Latham started to cry again. ‘But what if I was wrong? What if people stopped looking for her and I was wrong?’ He shook his bowed head. ‘I couldn’t tell anybody.’

 

‘So you were forced to take our money and string everybody along,’ said Marvel. ‘How convenient.’

 

‘What else could I do?’ said Latham, pushing his glasses up his damp nose. ‘It was already too late.’ He wiped his nose on his jumper and sniffed up what he’d missed. He looked at Marvel pleadingly, his cheeks shining. ‘It nearly destroyed me,’ he said. ‘Every day she haunts me. That’s why I don’t look for missing children.
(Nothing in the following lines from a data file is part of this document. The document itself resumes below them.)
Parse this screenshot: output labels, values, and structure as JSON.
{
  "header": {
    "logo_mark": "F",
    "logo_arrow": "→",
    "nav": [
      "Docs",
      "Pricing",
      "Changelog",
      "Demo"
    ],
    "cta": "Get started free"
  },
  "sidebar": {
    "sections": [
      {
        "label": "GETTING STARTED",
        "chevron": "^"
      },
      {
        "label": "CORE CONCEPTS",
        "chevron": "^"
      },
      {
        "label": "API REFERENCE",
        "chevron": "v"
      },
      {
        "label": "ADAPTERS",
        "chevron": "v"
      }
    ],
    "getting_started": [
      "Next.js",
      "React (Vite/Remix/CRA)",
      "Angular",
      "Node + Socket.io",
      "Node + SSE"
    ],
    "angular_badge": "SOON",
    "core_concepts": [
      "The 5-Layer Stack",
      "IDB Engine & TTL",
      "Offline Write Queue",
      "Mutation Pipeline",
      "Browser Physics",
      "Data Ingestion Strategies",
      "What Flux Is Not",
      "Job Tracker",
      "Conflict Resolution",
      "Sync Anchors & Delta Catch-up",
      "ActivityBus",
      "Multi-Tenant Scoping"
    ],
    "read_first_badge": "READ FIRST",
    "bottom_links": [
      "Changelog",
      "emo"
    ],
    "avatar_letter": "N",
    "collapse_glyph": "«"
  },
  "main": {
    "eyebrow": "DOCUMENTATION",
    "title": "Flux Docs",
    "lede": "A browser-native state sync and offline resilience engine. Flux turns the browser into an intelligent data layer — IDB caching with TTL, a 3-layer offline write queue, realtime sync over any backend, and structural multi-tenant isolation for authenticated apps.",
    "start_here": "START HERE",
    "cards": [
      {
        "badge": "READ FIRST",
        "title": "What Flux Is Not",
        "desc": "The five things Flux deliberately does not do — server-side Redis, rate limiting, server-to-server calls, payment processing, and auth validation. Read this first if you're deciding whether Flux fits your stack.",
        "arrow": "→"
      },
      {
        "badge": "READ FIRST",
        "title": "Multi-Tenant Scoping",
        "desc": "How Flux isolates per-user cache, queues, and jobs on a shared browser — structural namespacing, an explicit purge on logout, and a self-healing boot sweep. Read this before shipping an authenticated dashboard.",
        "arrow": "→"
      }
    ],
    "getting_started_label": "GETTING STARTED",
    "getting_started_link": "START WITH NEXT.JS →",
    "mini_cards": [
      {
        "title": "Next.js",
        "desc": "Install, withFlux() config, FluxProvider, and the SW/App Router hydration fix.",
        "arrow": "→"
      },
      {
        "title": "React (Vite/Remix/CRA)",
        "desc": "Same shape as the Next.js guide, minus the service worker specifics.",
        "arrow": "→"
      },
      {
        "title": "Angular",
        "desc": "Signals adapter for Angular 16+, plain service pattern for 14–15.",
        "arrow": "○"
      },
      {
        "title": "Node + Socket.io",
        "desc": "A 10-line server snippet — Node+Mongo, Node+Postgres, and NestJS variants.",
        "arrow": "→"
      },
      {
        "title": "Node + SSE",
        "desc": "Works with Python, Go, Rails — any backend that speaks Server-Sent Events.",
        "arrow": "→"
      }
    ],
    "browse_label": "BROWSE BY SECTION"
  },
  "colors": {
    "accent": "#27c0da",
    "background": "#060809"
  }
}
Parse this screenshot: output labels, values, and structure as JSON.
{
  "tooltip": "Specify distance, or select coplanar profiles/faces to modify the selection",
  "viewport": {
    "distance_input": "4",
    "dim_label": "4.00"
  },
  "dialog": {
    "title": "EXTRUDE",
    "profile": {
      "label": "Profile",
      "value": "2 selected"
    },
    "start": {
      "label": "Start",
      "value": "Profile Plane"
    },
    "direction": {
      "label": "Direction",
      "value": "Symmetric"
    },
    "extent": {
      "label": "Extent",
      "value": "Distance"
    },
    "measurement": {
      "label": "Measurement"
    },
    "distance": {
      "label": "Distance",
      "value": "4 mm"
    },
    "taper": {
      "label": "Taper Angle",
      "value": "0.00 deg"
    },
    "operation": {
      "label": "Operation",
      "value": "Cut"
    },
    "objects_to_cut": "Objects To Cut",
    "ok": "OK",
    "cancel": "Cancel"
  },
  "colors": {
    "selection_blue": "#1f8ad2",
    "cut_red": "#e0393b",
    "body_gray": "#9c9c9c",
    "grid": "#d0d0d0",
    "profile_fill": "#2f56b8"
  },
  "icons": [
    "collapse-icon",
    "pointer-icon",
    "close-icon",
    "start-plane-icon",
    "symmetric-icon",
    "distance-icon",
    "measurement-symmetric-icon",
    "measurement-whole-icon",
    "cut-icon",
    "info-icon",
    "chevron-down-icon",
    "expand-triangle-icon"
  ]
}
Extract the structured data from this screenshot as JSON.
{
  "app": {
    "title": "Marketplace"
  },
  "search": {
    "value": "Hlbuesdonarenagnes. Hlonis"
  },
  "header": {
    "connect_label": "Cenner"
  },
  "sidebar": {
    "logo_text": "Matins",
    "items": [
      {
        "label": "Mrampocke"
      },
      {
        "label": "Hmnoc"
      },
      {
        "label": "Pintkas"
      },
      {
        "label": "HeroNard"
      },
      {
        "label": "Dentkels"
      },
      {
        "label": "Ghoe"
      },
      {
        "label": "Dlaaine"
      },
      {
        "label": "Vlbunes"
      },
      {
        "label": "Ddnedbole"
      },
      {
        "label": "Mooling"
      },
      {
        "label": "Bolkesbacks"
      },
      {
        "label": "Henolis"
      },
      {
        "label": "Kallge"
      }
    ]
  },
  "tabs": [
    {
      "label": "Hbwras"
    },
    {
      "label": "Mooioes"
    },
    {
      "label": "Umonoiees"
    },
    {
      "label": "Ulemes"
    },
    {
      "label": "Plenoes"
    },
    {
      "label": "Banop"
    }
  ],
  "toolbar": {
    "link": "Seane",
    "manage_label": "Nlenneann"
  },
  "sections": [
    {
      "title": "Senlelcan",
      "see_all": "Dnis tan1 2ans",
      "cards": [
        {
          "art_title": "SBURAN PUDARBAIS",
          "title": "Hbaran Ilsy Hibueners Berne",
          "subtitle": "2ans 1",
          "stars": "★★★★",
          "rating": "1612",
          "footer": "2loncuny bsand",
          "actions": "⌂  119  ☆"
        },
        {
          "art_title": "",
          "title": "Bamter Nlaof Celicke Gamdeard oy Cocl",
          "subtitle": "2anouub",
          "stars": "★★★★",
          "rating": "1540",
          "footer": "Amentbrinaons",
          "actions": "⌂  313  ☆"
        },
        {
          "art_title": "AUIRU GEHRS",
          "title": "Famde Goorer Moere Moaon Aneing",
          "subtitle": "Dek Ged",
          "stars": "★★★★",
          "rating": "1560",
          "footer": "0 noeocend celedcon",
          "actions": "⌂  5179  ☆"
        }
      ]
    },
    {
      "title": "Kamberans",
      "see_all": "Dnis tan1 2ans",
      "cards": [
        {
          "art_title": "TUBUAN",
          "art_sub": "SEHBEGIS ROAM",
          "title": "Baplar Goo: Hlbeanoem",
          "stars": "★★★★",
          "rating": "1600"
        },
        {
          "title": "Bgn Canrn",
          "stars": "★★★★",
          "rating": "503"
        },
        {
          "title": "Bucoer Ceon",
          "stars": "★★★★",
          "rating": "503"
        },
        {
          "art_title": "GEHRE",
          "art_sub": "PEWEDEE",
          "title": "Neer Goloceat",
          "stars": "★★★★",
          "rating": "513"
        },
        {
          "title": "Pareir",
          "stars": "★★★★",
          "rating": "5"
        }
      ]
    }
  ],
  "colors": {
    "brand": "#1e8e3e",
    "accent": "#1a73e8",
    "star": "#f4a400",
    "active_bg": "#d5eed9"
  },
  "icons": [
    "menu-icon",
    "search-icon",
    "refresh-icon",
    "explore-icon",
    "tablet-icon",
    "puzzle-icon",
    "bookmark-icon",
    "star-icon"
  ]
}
I could never go through that again.’

 

‘Of course,’ said Marvel. ‘Poor you.’

 

‘That’s not what I—’ Latham stopped and shook his head. ‘Meant,’ he finished. ‘That’s not what I meant.’

 

‘Well,’ said Marvel, ‘it’s a good story.’

 

‘It’s the truth,’ said Latham.

 

‘Maybe it is,’ said Marvel. ‘Maybe a jury would believe it.’

 

‘What do you mean?’

 

‘Maybe they’d only convict on the lesser charges – the obstruction of justice and the fraud.’

 

Panic started to creep across Latham’s face. ‘What do you mean, lesser charges?’

 

‘Maybe they would consider the case for murder too circumstantial—’

 

‘Murder?’

 

‘But that’s not up to me. It’s up to the CPS to decide on the charges. It’s just my job to present them with the evidence.’

 

‘What evidence?’ said Latham. ‘There is no evidence.’

 

‘Well, there are close parallels, Richard, you have to admit.’